人と人との間の距離感や空気感だけを書きたいのかもしれない。同時に世界そのものを書きたいという欲求もあって、世界全体の見方についていっぺんに書いてしまいたいと思うことも多い。人の近くに居たいという気持ちと、たった一人で世界の全てを知りたいという気持ち。どうせ一人になるなら、本当に何ヶ月でも一言も話さないでいいくらい、完全に一人でいたい。その後で人と会いたい。「高く心を悟りて俗に帰るべし」。自分の考えだけに浸ると、僕の場合、とても危ないな、という自覚がある。他人に対して、いちいち批判的になってしまうし、何より偏狭な自己批判でいっぱいになってしまって、何か歪んだ自分を正しいと思い始めてしまう。楽しいことよりも、正しいことを求め始めたら危ない。正しさは相対的なものだ。
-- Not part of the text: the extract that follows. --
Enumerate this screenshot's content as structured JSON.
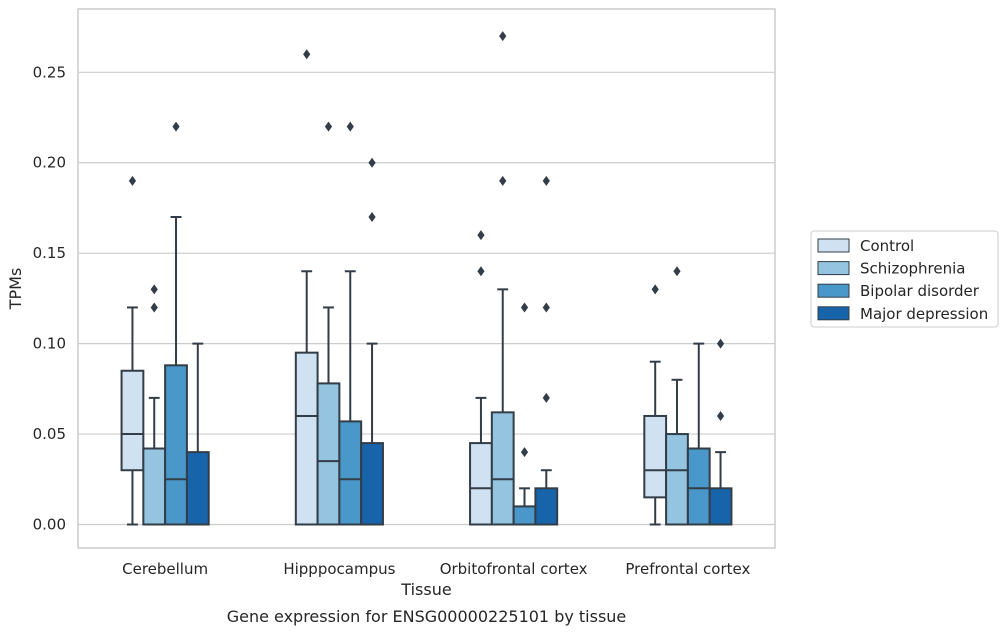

様々な、多層的な真実があって、そのどれもが正しい。唯一正しい世界観は、多分、存在しない。生活している人たち、僕が馬鹿にしてしまいがちな人たちが、浅い世界を生きている訳じゃなくて、彼らはもちろん、僕と同じように生きているのだ、という自覚を常に持ち続けること。世界は、僕一人だけの世界じゃない。僕は、世界で最後の一人になった訳じゃない。

近付きすぎると離れてしまうのは何故だろう? ある距離感を保っている人の方がずっと、その人の存在を感じるのは何故だろう? 親しき仲にも礼儀あり? あまりに密着してしまうと、その人が見えない。見えているつもりでも、多分、自分の目の前にある事象以外には目が行かないので、その人の全体像を想像してみる、ということが出来なくなる。想像のし合いで、人間関係は、多分、出来ている。昔の人が、ほとんどひとり合点な妄想みたいな恋愛をして、詩や短歌を送り合ったように。でも、その方が余程本当の恋愛なのかもしれない。セックスもせずに、月の下で、一晩泣き明かしたりとか。近付けば、その人が理解できるなんて、幻想だ。お互いに想像の余地が無くなってしまったとき、人間関係は終わってしまう。淡い距離をずっと保つのは、でも、とても難しい。多分、お互いに相手の反応に自分の反応を合わせるようになったとき、関係性は透明な想像の領域から、不透明な、べたべたしたものになってしまう。相手が自分に何を期待するか、コントロールしたくなってしまう。相手が自分に何を期待して、自分が何を相手に期待するか、、、期待外れの反応をしてしまうと眉を顰められるのがとても怖いし、相手もまた、自分の期待外れの言動を取ることはざらにあるのだ、ということを忘れてしまう。予定調和的な関係は美しくない。予定調和はとても息苦しい。一人になると、僕は往々にして、一人だけで完結した世界を作りがちで、それで小説を書いても、僕の独り言にしかならない。人が好き、という感情が抜けてて、人を無意識の内に怖れている。自分の考えが喋っていて、また他人も自分の考えが喋っている、自分にとってはとても都合のいい世界だけが出来てしまう。

誰もを愛することは、個人ごとを愛すること。手中のものではなく、届かないものを愛すること。それから、この世界に生きていることを楽しむこと。

(彼女はしぶとくなかなか帰らなかった。僕は意地になって煙草を吸っていたけれど、そろそろ喉が痛くなってきていた。仕方がないので、浅い陽の差す窓ガラスに目をやって、それからベランダのアボカドが沈黙しているのを、真面目な顔を作って観察していた。)

僕は美しい物を持っていて、たまにそのことで幸せを感じる。何かを欲しいと思ったり、何かをして欲しいと思ったりしながら、でもそのことで感じる不足感を超越したいと思ったりもする。